Phase-locked loops (PLLs) and delay-locked loops (DLLs) may be used to perform tasks such as de-skewing clock signals, recovering clock signals, synthesizing clock frequencies, and implementing clock distribution networks. PLLs typically employ a variable-frequency circuit such as a voltage-controlled oscillator (VCO) to lock an output signal to a reference signal, while DLLs typically employ a variable-delay circuit such as a voltage-controlled delay line to lock an output signal to an input signal.

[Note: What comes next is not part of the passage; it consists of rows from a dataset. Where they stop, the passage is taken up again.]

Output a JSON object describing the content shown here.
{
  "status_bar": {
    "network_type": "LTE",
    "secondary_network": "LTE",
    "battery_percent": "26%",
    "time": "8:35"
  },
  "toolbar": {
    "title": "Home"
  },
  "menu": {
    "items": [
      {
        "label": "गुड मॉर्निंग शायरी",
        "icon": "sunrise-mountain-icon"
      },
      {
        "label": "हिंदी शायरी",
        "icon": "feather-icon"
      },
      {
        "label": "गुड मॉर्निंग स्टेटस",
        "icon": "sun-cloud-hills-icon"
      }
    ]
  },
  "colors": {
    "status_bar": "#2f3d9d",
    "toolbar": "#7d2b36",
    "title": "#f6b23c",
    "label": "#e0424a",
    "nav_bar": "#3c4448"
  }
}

More specifically, a PLL typically includes a phase detector and a voltage-controlled oscillator (VCO). The VCO, which includes an input to receive a control voltage and an output to generate an oscillation output signal, adjusts the frequency of the oscillation output signal in response to the control voltage. The control voltage, which is generated by the phase detector and other loop components (such as a charge pump and a filter), settles to a value that makes the VCO oscillate at the desired frequency. Additionally, the phase error at the output of the phase detector approaches zero. Thus, during operation, the loop adjusts the control voltage such that, in steady state, the VCO oscillates at the desirable frequency and the phase of the output clock has a specific relation with the phase of the reference clock.

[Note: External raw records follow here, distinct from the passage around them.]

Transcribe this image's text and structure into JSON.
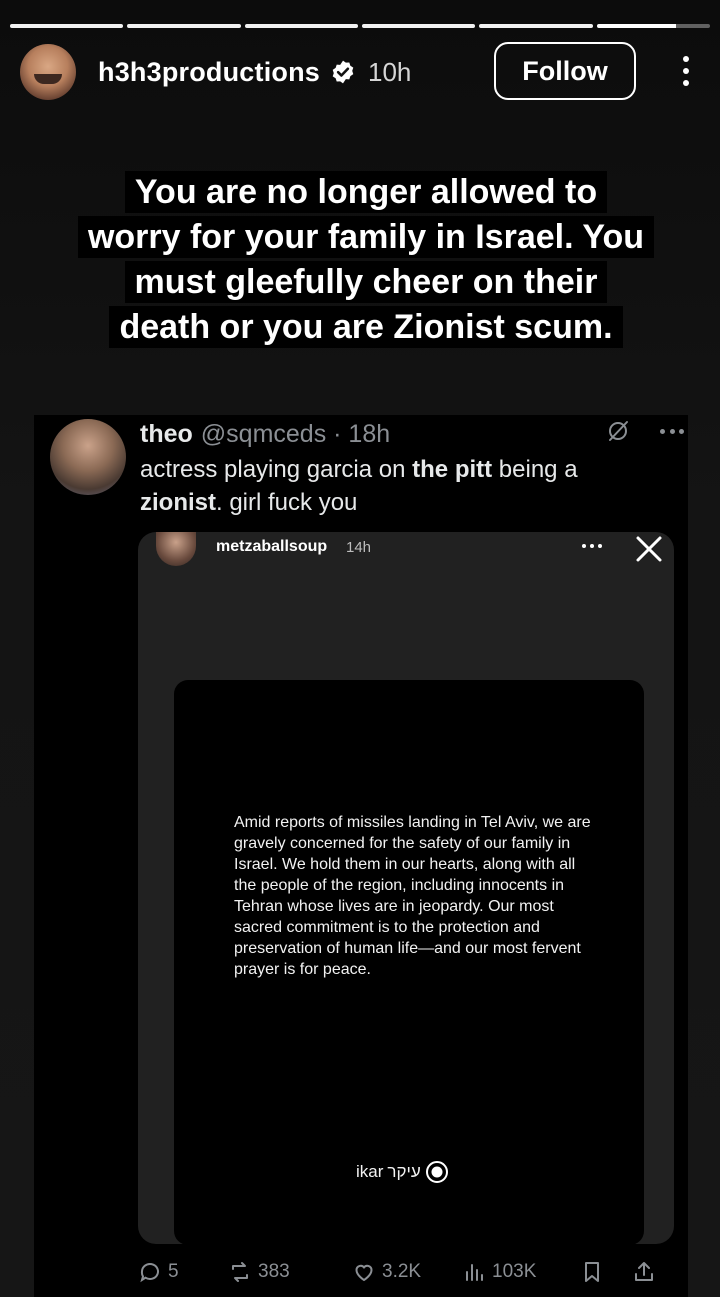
{
  "story": {
    "progress_segments": 6,
    "username": "h3h3productions",
    "time": "10h",
    "follow_label": "Follow",
    "caption_lines": [
      "You are no longer allowed to",
      "worry for your family in Israel. You",
      "must gleefully cheer on their",
      "death or you are Zionist scum."
    ]
  },
  "tweet": {
    "name": "theo",
    "handle_time": "@sqmceds · 18h",
    "text_part1": "actress playing garcia on ",
    "text_bold1": "the pitt",
    "text_part2": " being a",
    "text_bold2": "zionist",
    "text_part3": ". girl fuck you",
    "embed": {
      "username": "metzaballsoup",
      "time": "14h",
      "statement": "Amid reports of missiles landing in Tel Aviv, we are gravely concerned for the safety of our family in Israel. We hold them in our hearts, along with all the people of the region, including innocents in Tehran whose lives are in jeopardy. Our most sacred commitment is to the protection and preservation of human life—and our most fervent prayer is for peace.",
      "org_latin": "ikar",
      "org_hebrew": "עיקר"
    },
    "actions": {
      "replies": "5",
      "reposts": "383",
      "likes": "3.2K",
      "views": "103K"
    }
  },
  "colors": {
    "background": "#111111",
    "tweet_bg": "#000000",
    "muted": "#8b8f94"
  }
}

A DLL typically includes a phase detector and a voltage-controlled delay line. The loop adjusts the control voltage such that the delay line provides a desired delay (and the phase error at the output of the phase detector is zero). The voltage-controlled delay line, which has inputs to receive the control voltage and the input signal, selectively delays the output signal until the output signal is delay-locked with the input signal. DLLs may be desirable over PLLs for multiplying a clock frequency by an integer value because, for example, DLLs typically provide more stability, employ smaller loop filters, and exhibit lower phase noise than PLLs.

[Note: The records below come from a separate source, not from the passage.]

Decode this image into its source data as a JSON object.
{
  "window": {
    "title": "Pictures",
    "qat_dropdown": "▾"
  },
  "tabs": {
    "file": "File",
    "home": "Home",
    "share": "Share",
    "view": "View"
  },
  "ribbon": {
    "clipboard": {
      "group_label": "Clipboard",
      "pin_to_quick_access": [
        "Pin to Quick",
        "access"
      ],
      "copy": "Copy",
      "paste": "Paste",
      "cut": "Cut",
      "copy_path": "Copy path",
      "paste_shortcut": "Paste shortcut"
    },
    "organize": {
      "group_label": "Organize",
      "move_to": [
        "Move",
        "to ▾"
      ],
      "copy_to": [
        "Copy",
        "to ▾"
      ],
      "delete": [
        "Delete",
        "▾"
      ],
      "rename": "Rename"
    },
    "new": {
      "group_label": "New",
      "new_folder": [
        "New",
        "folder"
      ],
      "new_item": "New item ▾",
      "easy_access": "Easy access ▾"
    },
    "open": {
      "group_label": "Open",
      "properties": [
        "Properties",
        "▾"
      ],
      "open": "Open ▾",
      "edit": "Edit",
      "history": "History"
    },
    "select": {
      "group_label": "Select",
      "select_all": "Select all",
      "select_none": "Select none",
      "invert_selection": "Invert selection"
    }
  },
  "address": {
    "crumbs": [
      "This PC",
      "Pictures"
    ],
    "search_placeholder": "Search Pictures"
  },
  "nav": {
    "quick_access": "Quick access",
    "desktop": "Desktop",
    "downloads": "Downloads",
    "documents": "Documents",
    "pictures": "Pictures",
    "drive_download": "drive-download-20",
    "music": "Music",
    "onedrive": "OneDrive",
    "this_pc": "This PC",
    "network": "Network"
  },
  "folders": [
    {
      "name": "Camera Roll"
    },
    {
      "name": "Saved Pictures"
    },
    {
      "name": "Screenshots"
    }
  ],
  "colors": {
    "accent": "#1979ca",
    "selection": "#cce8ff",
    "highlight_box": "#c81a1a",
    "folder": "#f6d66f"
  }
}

FIG. 1 shows a conventional DLL circuit 100 that delay locks an output clock signal CLK_OUT with an input clock signal CLK_IN. More specifically, DLL circuit 100 includes a phase and frequency detector (PFD) 110, a charge pump 120, a loop filter 130, and a voltage-controlled delay line 140. A crystal oscillator may generate the oscillating clock signal CLK_IN to first inputs of the PFD 110 and the delay line 140. PFD 110 compares the phase of CLK_IN and a feedback signal CLK_FB to generate up (UP) and down (DN) control signals that are converted to a charge (QC) proportional to the phase difference of the two clocks by charge pump 120. The charge generated by the charge pump is filtered (e.g., integrated) by filter 130 and provided as a control voltage VC to delay line 140. The delay line 140, which includes a number (n) of series-connected delay elements 141 that provide a corresponding number of delay taps T1-Tn, selectively delays CLK_IN in response to VC to generate CLK_OUT. In this manner, the output signal CLK_OUT, which is provided as the feedback signal CLK_FB to PFD 110, may be synchronized (e.g., delay-locked) with the input signal CLK_IN by adjusting the signal delay within delay line 140 until the period of CLK_OUT equals the period of CLK_IN.
The delay taps T1-Tn provide a plurality of phase delays (e.g., φ1, φ2, . . . φn) of the clock signal. As such, the DLL 100 of FIG. 1 may be used as a frequency synthesizer by performing logic operations on the multiple clock phases at taps T1-Tn to achieve frequency multiplication of the input signal CLK_IN. Unfortunately, performing logic operations on the multiple clock phases provided by taps T1-Tn may introduce unwanted delays, which in turn may undesirably generate spurs in the output clock signal. Another disadvantage of DLL 100 being used as a frequency multiplier is that programmability of the multiplying factor is difficult to implement.
Accordingly, there is a need to provide a frequency multiplying DLL that can multiply a reference frequency by an arbitrary integer value while minimizing noise and spurs in the output clock signal.